Tumours develop through the accumulation of mutations in DNA. Recent advances in high-throughput (next-generation) DNA sequencing allow researchers rapid identification of mutations in a genome. This has increased understanding of the biology of cancer cells and has led to more effective drugs and better predictions of patient outcomes.
However, maximizing the clinical use of next-generation sequencing data requires sophisticated software to improve the analysis of genomes and identification of mutant sequences related to tumours. These large datasets can contain errors that distort and obscure the true biological signals. Consequently, sophisticated computational approaches are required to maximize the clinical utility of next generation datasets, and to advance the field of cancer genomics. And even when these approaches are created, robust software must be created to make them broadly applicable.

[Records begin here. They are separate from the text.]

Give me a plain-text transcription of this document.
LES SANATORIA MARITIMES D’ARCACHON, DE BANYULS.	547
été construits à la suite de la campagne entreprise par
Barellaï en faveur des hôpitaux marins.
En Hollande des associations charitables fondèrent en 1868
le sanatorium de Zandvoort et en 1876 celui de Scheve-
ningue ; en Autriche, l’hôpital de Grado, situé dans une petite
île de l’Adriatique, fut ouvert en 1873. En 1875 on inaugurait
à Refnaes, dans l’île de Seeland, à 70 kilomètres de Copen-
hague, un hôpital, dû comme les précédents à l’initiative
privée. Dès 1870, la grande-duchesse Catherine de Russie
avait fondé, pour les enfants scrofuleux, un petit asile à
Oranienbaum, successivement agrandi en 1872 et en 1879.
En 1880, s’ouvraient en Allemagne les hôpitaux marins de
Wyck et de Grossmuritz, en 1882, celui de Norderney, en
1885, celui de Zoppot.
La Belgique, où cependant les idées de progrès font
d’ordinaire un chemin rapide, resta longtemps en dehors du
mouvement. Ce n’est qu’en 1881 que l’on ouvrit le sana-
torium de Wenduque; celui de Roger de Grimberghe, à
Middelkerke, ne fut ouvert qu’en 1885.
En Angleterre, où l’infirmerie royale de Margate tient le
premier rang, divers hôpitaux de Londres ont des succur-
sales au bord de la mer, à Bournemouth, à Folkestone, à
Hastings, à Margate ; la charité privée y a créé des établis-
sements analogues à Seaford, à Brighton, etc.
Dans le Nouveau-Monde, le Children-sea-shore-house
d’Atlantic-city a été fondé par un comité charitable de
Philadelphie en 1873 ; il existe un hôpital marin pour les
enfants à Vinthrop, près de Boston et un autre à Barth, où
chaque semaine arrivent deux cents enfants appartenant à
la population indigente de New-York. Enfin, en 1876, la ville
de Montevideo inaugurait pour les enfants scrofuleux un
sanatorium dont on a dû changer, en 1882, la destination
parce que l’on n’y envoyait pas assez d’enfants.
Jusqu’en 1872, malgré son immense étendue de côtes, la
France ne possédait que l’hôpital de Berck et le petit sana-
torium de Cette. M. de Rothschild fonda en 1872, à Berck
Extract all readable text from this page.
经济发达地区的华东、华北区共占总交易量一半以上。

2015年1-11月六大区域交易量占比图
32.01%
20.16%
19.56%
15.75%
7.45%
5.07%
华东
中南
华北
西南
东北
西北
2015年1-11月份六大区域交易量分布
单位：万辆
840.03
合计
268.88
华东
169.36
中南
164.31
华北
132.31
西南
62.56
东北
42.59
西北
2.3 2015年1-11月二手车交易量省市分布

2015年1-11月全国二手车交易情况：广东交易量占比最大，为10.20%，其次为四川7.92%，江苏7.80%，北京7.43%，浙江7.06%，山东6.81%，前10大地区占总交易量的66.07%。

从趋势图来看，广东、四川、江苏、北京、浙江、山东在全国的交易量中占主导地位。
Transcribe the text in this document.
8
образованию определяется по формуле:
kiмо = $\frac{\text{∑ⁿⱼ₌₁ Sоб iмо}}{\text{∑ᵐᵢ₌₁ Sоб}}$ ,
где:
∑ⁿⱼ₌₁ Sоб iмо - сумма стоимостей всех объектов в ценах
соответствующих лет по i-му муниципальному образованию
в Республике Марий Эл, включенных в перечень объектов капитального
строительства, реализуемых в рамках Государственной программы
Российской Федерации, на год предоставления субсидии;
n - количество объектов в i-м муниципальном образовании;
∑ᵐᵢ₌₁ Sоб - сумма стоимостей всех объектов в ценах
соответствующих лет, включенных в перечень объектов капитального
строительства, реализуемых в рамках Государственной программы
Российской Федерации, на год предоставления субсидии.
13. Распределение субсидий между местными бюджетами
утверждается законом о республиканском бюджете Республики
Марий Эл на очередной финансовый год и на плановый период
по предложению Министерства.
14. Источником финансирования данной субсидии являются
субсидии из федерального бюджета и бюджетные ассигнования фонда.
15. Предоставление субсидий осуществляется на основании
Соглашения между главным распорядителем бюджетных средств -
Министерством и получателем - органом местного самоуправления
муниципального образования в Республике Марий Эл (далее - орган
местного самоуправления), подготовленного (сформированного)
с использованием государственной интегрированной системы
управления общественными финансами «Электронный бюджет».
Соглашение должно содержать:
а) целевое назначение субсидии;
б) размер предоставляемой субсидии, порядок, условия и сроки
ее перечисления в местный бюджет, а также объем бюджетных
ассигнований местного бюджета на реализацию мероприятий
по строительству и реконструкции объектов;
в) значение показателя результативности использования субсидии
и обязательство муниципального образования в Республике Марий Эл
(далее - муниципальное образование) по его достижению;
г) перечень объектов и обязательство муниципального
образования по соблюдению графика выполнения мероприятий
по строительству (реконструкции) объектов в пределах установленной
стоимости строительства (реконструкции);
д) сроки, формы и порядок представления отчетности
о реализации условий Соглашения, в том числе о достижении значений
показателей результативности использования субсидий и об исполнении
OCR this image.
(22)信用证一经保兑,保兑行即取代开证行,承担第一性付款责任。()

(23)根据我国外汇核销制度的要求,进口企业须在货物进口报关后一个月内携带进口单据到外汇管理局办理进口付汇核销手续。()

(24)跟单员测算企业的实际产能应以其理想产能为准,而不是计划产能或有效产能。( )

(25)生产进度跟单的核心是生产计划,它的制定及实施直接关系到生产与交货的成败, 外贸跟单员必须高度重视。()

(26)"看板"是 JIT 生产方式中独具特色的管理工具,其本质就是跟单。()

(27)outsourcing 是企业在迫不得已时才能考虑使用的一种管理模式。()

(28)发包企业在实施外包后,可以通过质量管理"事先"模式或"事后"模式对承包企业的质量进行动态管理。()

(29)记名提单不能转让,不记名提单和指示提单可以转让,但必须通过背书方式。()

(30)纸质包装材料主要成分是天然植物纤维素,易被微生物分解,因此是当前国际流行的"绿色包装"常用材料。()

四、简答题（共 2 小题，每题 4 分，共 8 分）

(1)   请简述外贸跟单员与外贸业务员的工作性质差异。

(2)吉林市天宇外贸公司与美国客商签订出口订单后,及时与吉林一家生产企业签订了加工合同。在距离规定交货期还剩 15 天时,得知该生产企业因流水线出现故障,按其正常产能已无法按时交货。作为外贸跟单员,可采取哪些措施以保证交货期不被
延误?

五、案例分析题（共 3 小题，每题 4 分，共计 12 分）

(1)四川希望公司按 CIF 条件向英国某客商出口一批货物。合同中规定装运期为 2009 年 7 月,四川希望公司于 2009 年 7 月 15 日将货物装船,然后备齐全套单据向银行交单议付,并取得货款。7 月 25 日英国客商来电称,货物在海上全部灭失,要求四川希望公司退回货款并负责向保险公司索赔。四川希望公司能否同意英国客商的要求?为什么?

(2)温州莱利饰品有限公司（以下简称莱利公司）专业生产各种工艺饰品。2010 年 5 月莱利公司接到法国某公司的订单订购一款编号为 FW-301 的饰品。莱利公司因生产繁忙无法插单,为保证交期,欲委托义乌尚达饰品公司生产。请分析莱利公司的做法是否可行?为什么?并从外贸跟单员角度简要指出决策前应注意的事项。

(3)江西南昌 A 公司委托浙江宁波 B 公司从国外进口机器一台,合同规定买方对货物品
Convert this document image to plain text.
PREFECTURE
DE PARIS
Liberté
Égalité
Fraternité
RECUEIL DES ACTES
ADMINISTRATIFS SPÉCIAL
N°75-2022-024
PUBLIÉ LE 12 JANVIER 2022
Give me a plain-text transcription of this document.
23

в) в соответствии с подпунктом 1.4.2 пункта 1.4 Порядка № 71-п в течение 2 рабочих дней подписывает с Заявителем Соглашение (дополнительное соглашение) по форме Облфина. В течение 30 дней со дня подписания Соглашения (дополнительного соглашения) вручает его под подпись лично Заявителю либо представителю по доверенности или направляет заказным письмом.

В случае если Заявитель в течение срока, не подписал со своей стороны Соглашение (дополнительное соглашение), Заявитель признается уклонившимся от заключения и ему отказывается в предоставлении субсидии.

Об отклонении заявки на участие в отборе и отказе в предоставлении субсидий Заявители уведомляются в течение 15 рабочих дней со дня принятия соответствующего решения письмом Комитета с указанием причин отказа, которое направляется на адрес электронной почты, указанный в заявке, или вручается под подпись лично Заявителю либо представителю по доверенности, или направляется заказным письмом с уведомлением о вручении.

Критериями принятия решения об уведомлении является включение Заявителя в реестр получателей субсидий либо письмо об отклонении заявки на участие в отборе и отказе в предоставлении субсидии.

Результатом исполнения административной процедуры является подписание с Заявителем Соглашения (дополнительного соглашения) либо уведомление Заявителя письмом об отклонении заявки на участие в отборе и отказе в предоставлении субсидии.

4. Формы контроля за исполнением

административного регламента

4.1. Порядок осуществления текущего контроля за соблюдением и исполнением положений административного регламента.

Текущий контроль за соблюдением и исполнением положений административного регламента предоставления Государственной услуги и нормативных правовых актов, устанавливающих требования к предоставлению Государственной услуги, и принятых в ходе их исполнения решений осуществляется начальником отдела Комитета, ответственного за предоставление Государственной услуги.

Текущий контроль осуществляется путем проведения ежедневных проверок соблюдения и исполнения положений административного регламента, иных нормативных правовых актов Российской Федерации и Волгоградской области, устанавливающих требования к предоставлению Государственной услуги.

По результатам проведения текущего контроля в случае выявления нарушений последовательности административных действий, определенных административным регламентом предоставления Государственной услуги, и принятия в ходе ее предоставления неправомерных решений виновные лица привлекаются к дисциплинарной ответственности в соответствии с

Drs. Sohrab Shah and Paul C. Boutros developed innovative software that will improve patient care by identifying and analyzing the mutations involved in cancer progression. Software tools have been available to the broader cancer genomics community and have been applied in various research settings to over 1000 tumours. Significant developments include the development and publication of several new algorithms for cancer genome analysis including TITAN, PyClone, xseq, and Kronos.
Software developed from this project has been applied in several landmark studies across a range of cancers: lymphoma, prostate, breast, ovarian and in diverse experimental designs. By the end this project published over 20 articles in high impact journals with many submitted or in preparation and leveraged over $60M funding.